Humans used fire a million years ago
Wonderwerk Cave shows fire used 300,000 years earlier than believed
An international team led by the University of Toronto and Hebrew University has identified the earliest known evidence of the use of fire by human ancestors. Microscopic traces of wood ash, alongside animal bones and stone tools, were found in a layer dated to one million years ago at the Wonderwerk Cave in South Africa.
“The analysis pushes the timing for the human use of fire back by 300,000 years, suggesting that human ancestors as early as Homo erectus may have begun using fire as part of their way of life,” said U of T anthropologist Michael Chazan, co-director of the project and director of U of T’s Archaeology Centre. The research was published in the Proceedings of the National Academy of Sciences on April 2.
Wonderwerk is a massive cave (pictured left) located near the edge of the Kalahari where earlier excavations by Peter Beaumont of the McGregor Museum in Kimberley, South Africa, had uncovered an extensive record of human occupation. A research project, co-directed by U of T’s Chazan and Liora Kolska Horwitz of Hebrew University, has been doing detailed analysis of the material from Beaumont's excavation along with renewed field work on the Wonderwerk site.
Analysis of sediment by lead authors Francesco Berna and Paul Goldberg (pictured below right) of Boston University revealed ashed plant remains and burned bone fragments, both of which appear to have been burned locally rather than carried into the cave by wind or water. The researchers also found extensive evidence of surface discoloration that is typical of burning.
“The control of fire would have been a major turning point in human evolution,” said Chazan. “The impact of cooking food is well documented, but the impact of control over fire would have touched all elements of human society.
"Socializing around a camp fire might actually be an essential aspect of what makes us human.”
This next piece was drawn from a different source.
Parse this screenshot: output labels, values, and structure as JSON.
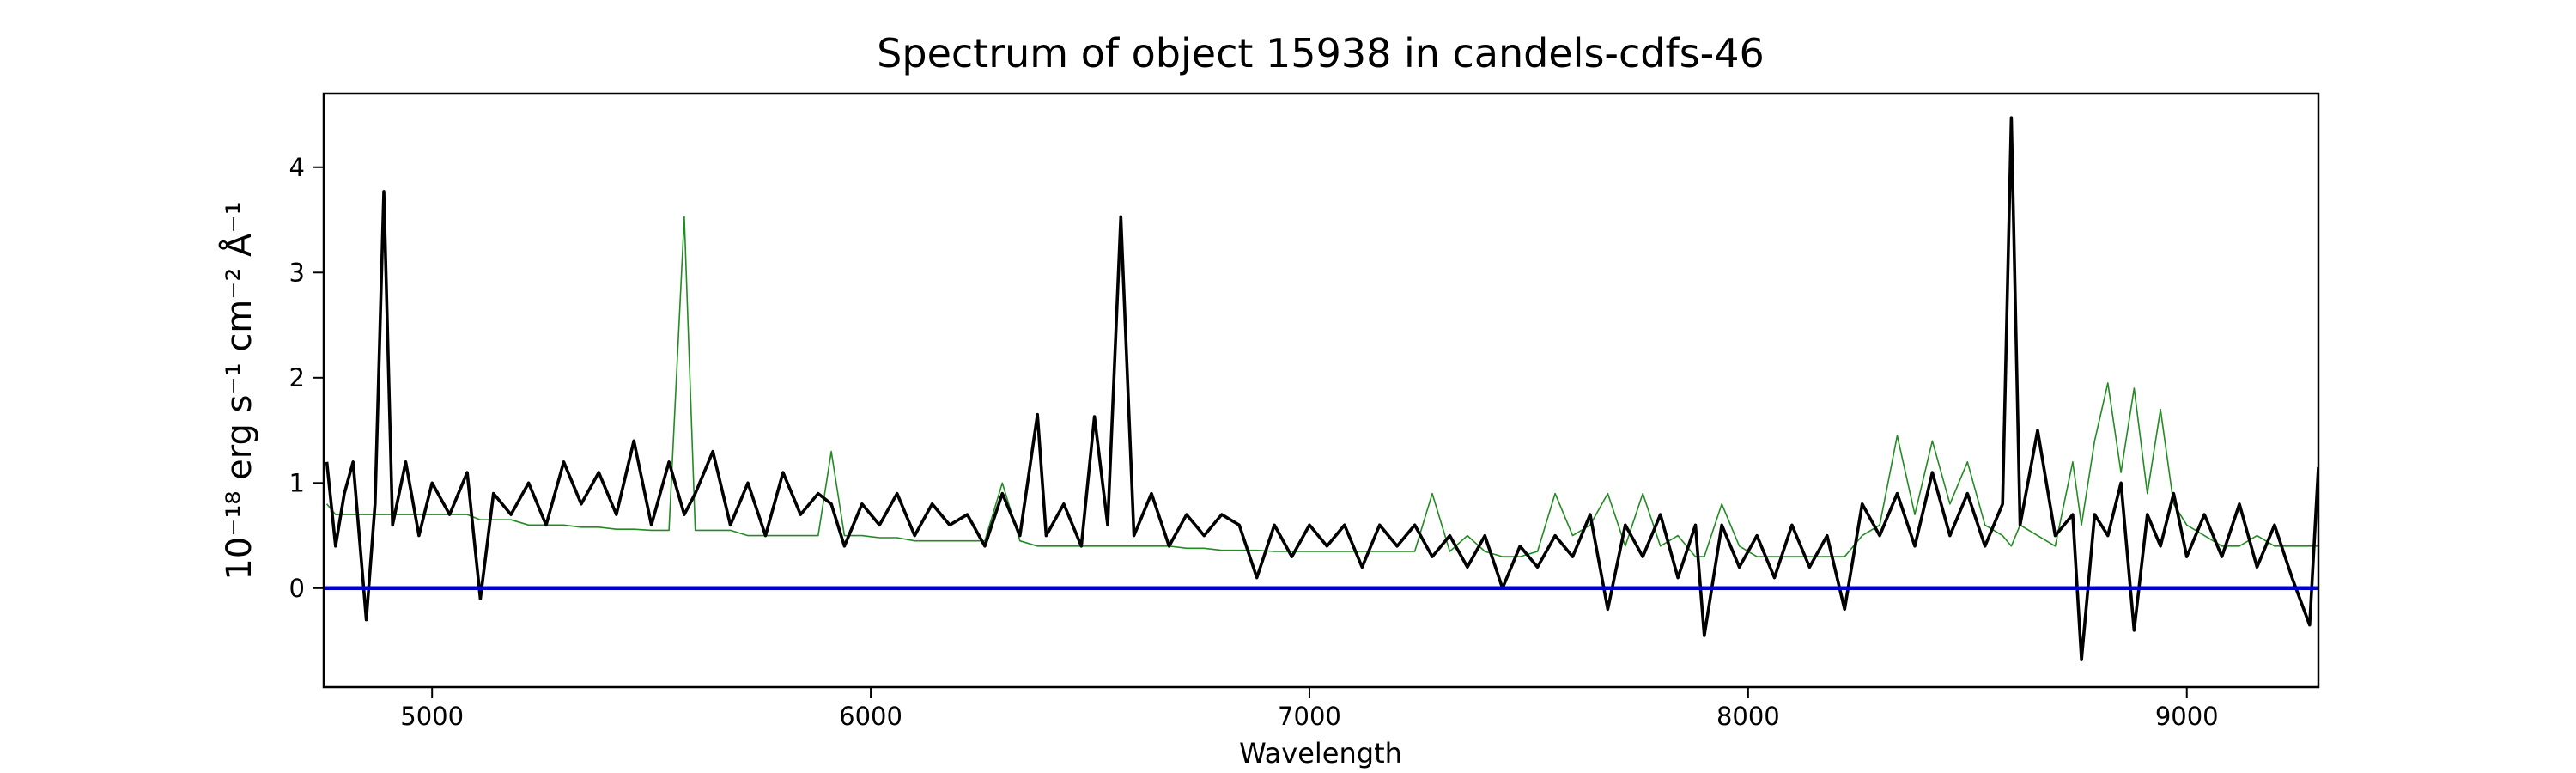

Funding for the research was provided by the Social Sciences and Humanities Research Council of Canada, the National Science Foundation and the Wenner Gren Foundation. Other team members include James Brink and Sharon Holt of the National Museum, Bloemfontein, Marion Bamford of the University of Witswatersrand and Ari Matmon and Hagai Ron of Hebrew University. Research at Wonderwerk Cave is carried out in collaboration with the McGregor Museum, Kimberley and under permit for the South African Heritage Resources Agency.